For sequence modeling and deep learning, we use TensorFlow/Keras. It's particularly useful when temporal patterns matter—feeding the model a window of recent data rather than just the current bar.

Market Data & Execution: Alpaca

Alpaca provides both historical data and live trading through a clean Python API. We use it for stocks and crypto.

from alpaca.data import StockHistoricalDataClient
from alpaca.data.requests import StockBarsRequest
from alpaca.data.timeframe import TimeFrame
 
client = StockHistoricalDataClient(api_key, secret_key)
 
request = StockBarsRequest(
    symbol_or_symbols="AAPL",
    timeframe=TimeFrame.Day,
    start="2023-01-01"
)
bars = client.get_stock_bars(request).df

The same library handles order submission when strategies go live—market orders, limit orders, position management.

Visualization: Plotly

Plotly creates interactive charts that make it easy to explore strategy performance. Zoom into specific periods, hover for exact values, toggle series on and off.

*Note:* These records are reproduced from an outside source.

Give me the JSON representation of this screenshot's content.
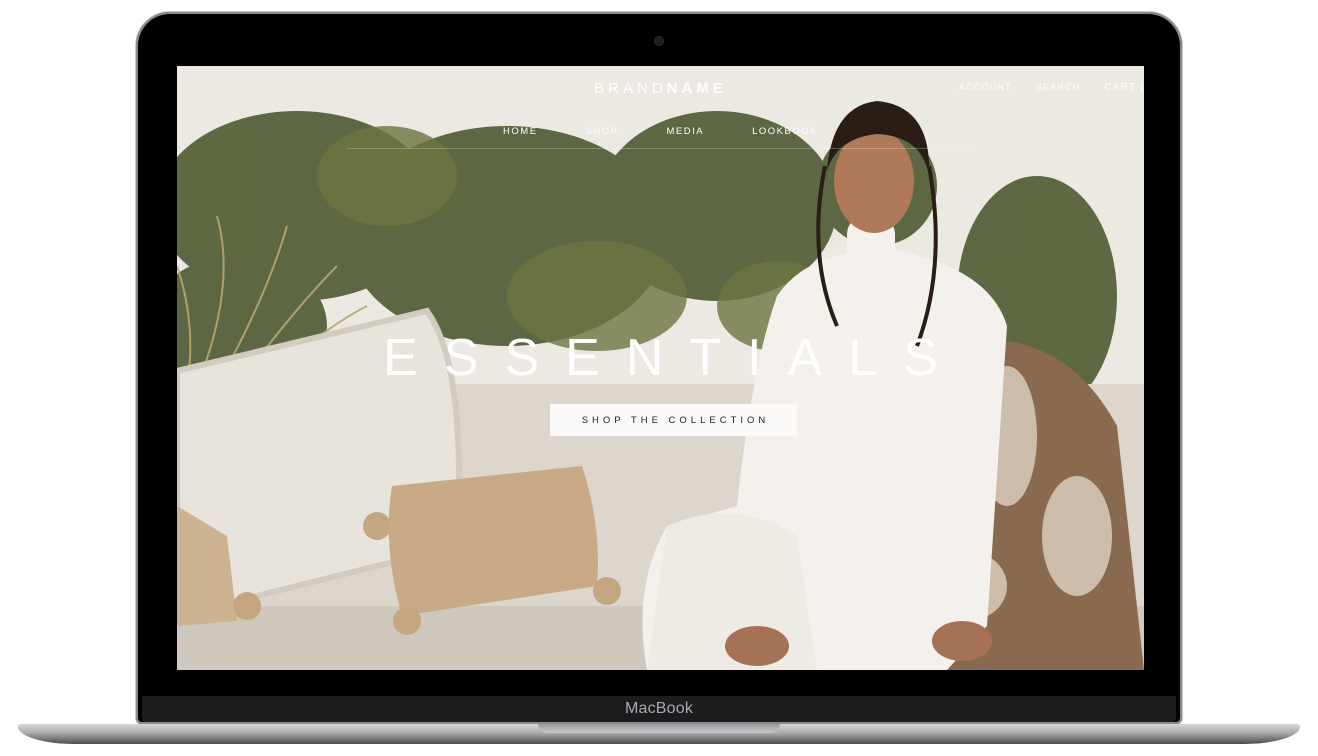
{
  "device": {
    "label": "MacBook"
  },
  "site": {
    "brand": {
      "light": "BRAND",
      "bold": "NAME"
    },
    "utility_links": [
      "ACCOUNT",
      "SEARCH",
      "CART |"
    ],
    "nav": [
      "HOME",
      "SHOP",
      "MEDIA",
      "LOOKBOOK"
    ],
    "hero": {
      "headline": "ESSENTIALS",
      "cta_label": "SHOP THE COLLECTION"
    }
  },
  "colors": {
    "wall": "#efece7",
    "foliage": "#4f5a32",
    "cushion": "#e8e3da",
    "fur": "#8a6a4e",
    "outfit": "#f4f1ec"
  }
}
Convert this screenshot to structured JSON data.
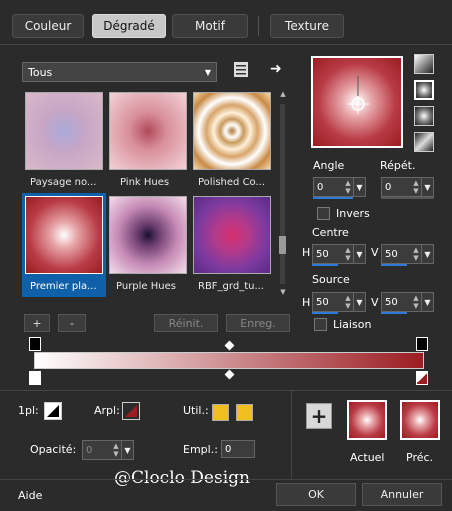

import plotly.graph_objects as go
 
fig = go.Figure()
fig.add_trace(go.Scatter(
    x=df.index,
    y=df['equity'],
    name='Equity Curve'
))
fig.update_layout(title='Strategy Performance')
fig.show()

We use it for equity curves, drawdown analysis, and comparing multiple strategies.

Deployment: the0

Once a strategy is ready, the0 handles deployment. It's an open-source bot scheduler I built specifically for running trading strategies. Define your bot configuration, and the0 handles scheduling, monitoring, and keeping things running. It currently supports docker compose as well as kubernetes deployments. We are currently at the initial beta v0.1.0 release but we are about to release a more stripped down version v1.0.0 that focuses on ease of use and quick deployments.

Putting It Together

The tools fit together naturally: Pandas loads and cleans data, ta adds technical features, scikit-learn or TensorFlow trains models, Alpaca executes trades as well as acquires market data, Plotly visualizes results, and the0 keeps everything running in production.

Each tool does one thing well, and they compose cleanly. That modularity makes it easy to swap components—try a different ML algorithm, switch brokers, or add new indicators—without rewriting everything.